When “Traveling Wilburys Vol. 1” was released in 1988, the album shot to No. 3 on the U.S. charts and eventually went double platinum. Later it was nominated for one Grammy (album of the year) and won another (best rock performance by a duo or group). The record’s central conceit was pretty straightforward: a band of wayward musicians, Nelson, Otis, Lefty, Lucky and Charlie T. — all of them sons of Charles Truscott Wilbury, Sr. — got together in a house and laid down ten easy-rocking tunes in ten days.
The Wilbury boys, of course, were actually named George Harrison, Jeff Lynne, Roy Orbison, Bob Dylan and Tom Petty, respectively. (They were also accompanied by their pal Buddy Sidebury, otherwise known as venerated session drummer Jim Keltner.) The self-conscious supergroup’s debut album was uniformly well-received among both critics and fans, and its arrival at the tail end of the ’80s managed to earn its elder-statesman progenitors a modest share of the limelight, not to mention inject a precious shot of levity into the bloated musical proceedings of that decade.

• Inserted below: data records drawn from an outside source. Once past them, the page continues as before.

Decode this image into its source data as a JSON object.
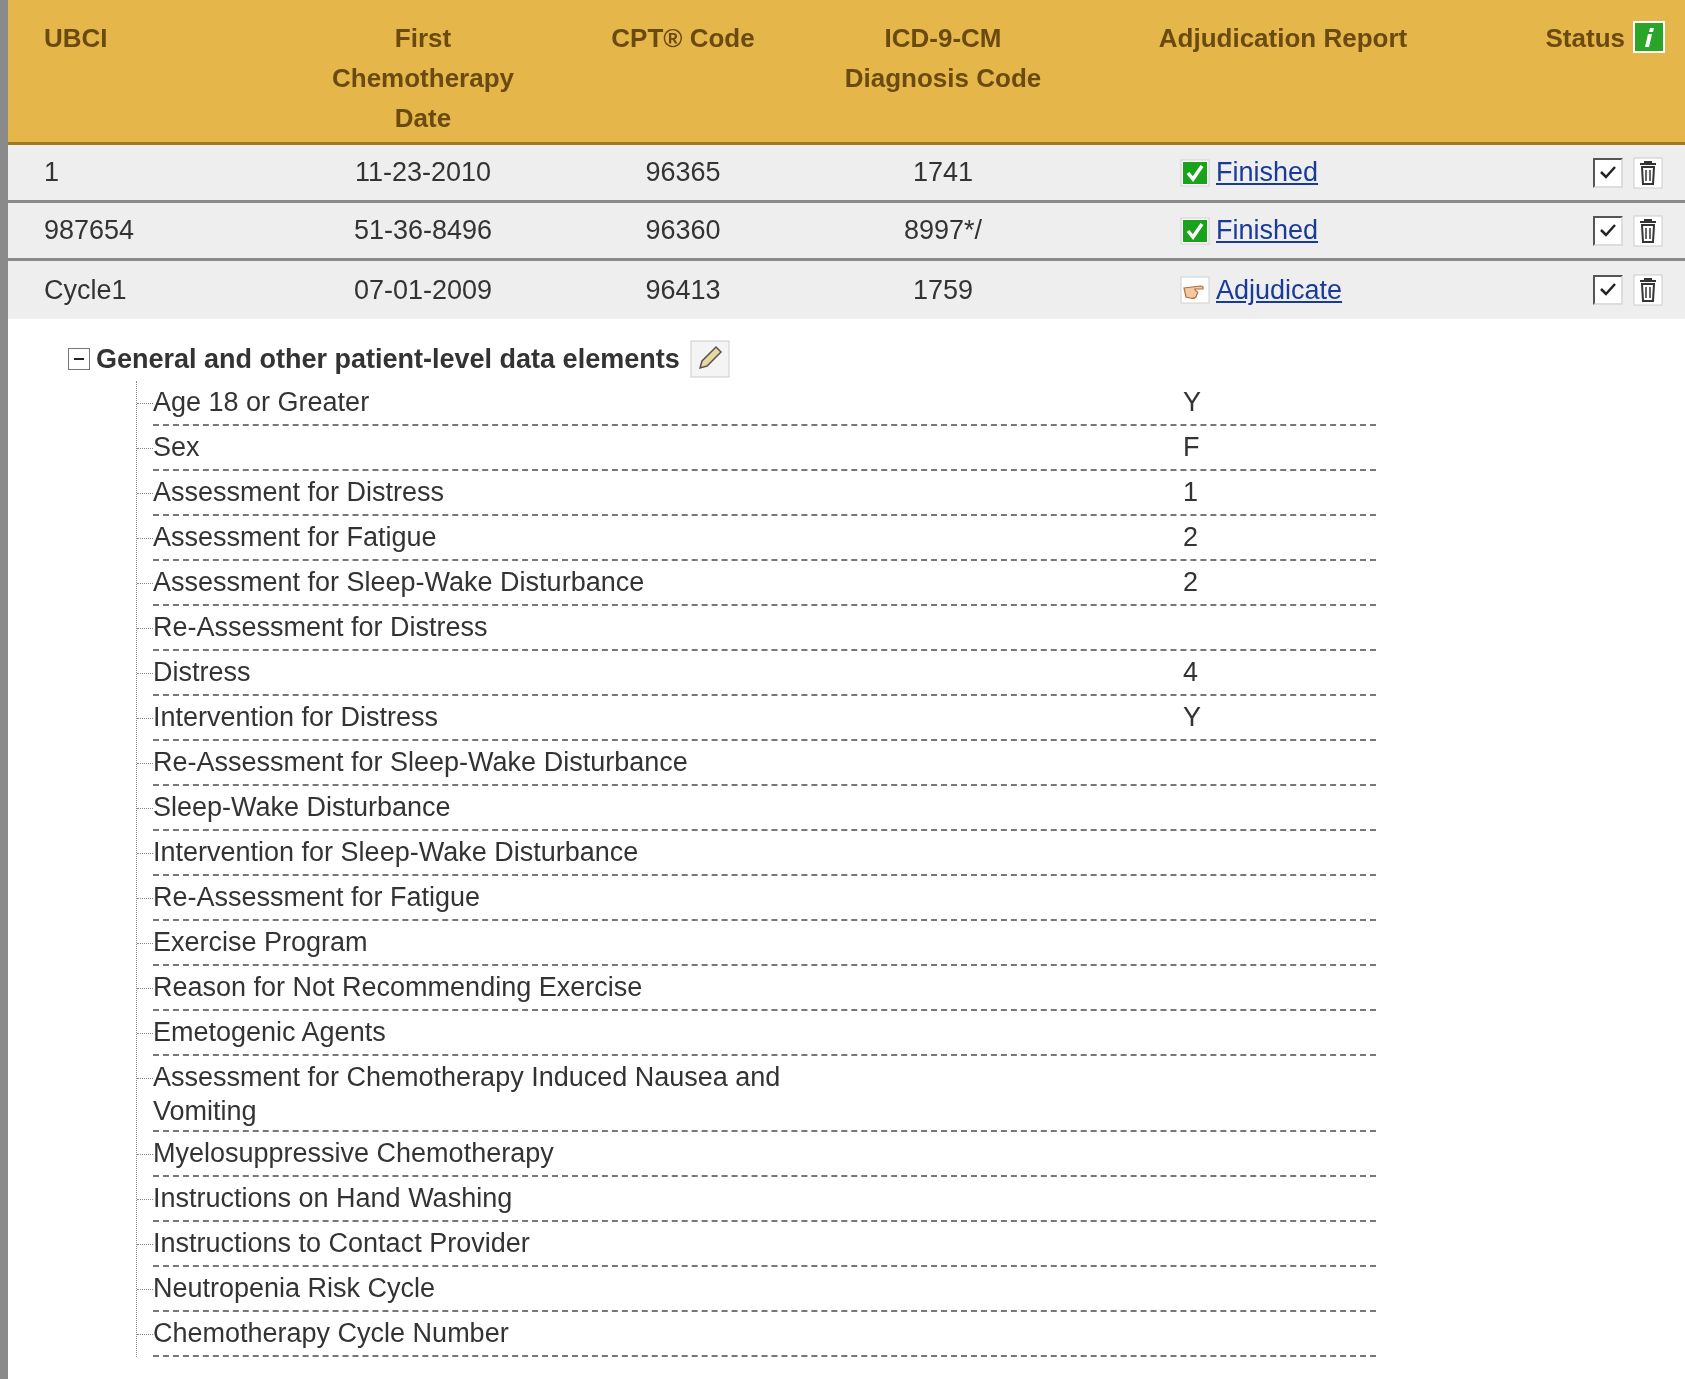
{
  "table": {
    "columns": [
      "UBCI",
      "First Chemotherapy Date",
      "CPT® Code",
      "ICD-9-CM Diagnosis Code",
      "Adjudication Report",
      "Status"
    ],
    "rows": [
      {
        "ubci": "1",
        "date": "11-23-2010",
        "cpt": "96365",
        "icd": "1741",
        "report": {
          "kind": "finished",
          "label": "Finished"
        },
        "checked": true
      },
      {
        "ubci": "987654",
        "date": "51-36-8496",
        "cpt": "96360",
        "icd": "8997*/",
        "report": {
          "kind": "finished",
          "label": "Finished"
        },
        "checked": true
      },
      {
        "ubci": "Cycle1",
        "date": "07-01-2009",
        "cpt": "96413",
        "icd": "1759",
        "report": {
          "kind": "adjudicate",
          "label": "Adjudicate"
        },
        "checked": true
      }
    ]
  },
  "detail": {
    "title": "General and other patient-level data elements",
    "expanded": true,
    "items": [
      {
        "label": "Age 18 or Greater",
        "value": "Y"
      },
      {
        "label": "Sex",
        "value": "F"
      },
      {
        "label": "Assessment for Distress",
        "value": "1"
      },
      {
        "label": "Assessment for Fatigue",
        "value": "2"
      },
      {
        "label": "Assessment for Sleep-Wake Disturbance",
        "value": "2"
      },
      {
        "label": "Re-Assessment for Distress"
      },
      {
        "label": "Distress",
        "value": "4"
      },
      {
        "label": "Intervention for Distress",
        "value": "Y"
      },
      {
        "label": "Re-Assessment for Sleep-Wake Disturbance"
      },
      {
        "label": "Sleep-Wake Disturbance"
      },
      {
        "label": "Intervention for Sleep-Wake Disturbance"
      },
      {
        "label": "Re-Assessment for Fatigue"
      },
      {
        "label": "Exercise Program"
      },
      {
        "label": "Reason for Not Recommending Exercise"
      },
      {
        "label": "Emetogenic Agents"
      },
      {
        "label": "Assessment for Chemotherapy Induced Nausea and Vomiting"
      },
      {
        "label": "Myelosuppressive Chemotherapy"
      },
      {
        "label": "Instructions on Hand Washing"
      },
      {
        "label": "Instructions to Contact Provider"
      },
      {
        "label": "Neutropenia Risk Cycle"
      },
      {
        "label": "Chemotherapy Cycle Number"
      }
    ]
  }
}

To call such an album underrated, then, would be plainly disingenuous. But “Traveling Wilburys Vol. 1,” if it hasn’t yet shipped off to oblivion, seems to have made some preliminary reservations there. Doubtless, part of the reason it’s not so well remembered is the fact that it was out of print for a number of years, since Harrison’s estate never called for more copies to be pressed. The album finally enjoyed a re-release this summer, but unless this author’s missed something, the Wilburys haven’t exactly been generating a fresh fan base.
It really shouldn’t be all that surprising that “Vol. 1” has been reduced to little more than a cultural artifact 20 years after its original release, because as good as it is — and it is good, damn good — it’s not great. In fact, at times the album sounds like a deliberate experiment to see just how much goodness any album can pack on without ever achieving greatness. For all the superlatives that can be justly deployed on the record’s roots-pop buffet — catchy, polished, agreeable, energetic — not a single song (no, not Dylan’s offerings, and not even the irresistibly plucky group exercise “End of the Line”) rises to pantheon status.
That said, “Traveling Wilburys Vol. 1” may withstand repeated listens better than any other album ever made. The experience is akin to eating a jar of Jelly Bellies: each one delivers a uniquely appealing flavor that doesn’t last too long, and before you know it, you’ve worked your way through the entire thing. Orbison waxes operatic on “Not Alone Anymore,” Lynne does rockabilly on “Rattled” and Dylan gets to wear his Bruce Springsteen mask on the Jersey-centric story song “Tweeter and the Monkey Man.” The ensemble moments are endearing, too, especially “Handle With Care” and “Dirty World,” the latter being basically three and a half minutes of goofy double entendres.
Harrison and Lynne’s slick production makes the whole thing gel — think Harrison’s “Cloud Nine” or, less obscure, the Electric Light Orchestra’s entire catalog. But that production is so light, so crisp and breezy there’s really no mistaking “Vol. 1” for anything except a product of the late ’80s, even if the songs themselves bear little resemblance to those of U2 or, say, Poison. And yet, even if the Wilburys’ first record is covered in a thin sheen of studio corniness, most of the fun comes from the very realization that probably nobody involved was treating the undertaking too seriously in the first place.
Maybe that’s the best way to enjoy “Traveling Wilburys Vol. 1” — as a document of what those five uber-talents could do even when they were just clowning around together. Orbison died months after the album’s release; Lynne, Harrison and Petty were on their way out of a musical scene where they no longer belonged; and Dylan was still a has-been with a full decade to wait until his latter-day renaissance. For better or worse, the twenty-first century doesn’t easily lend itself to the idea of rock ’n’ roll supergroups, an idea the Travelling Wilburys managed to prove wasn’t totally doomed from the start. The world will be lucky indeed if it gets another chance to listen to group-clowning on par with that of Nelson, Otis, Lefty, Lucky and Charlie T.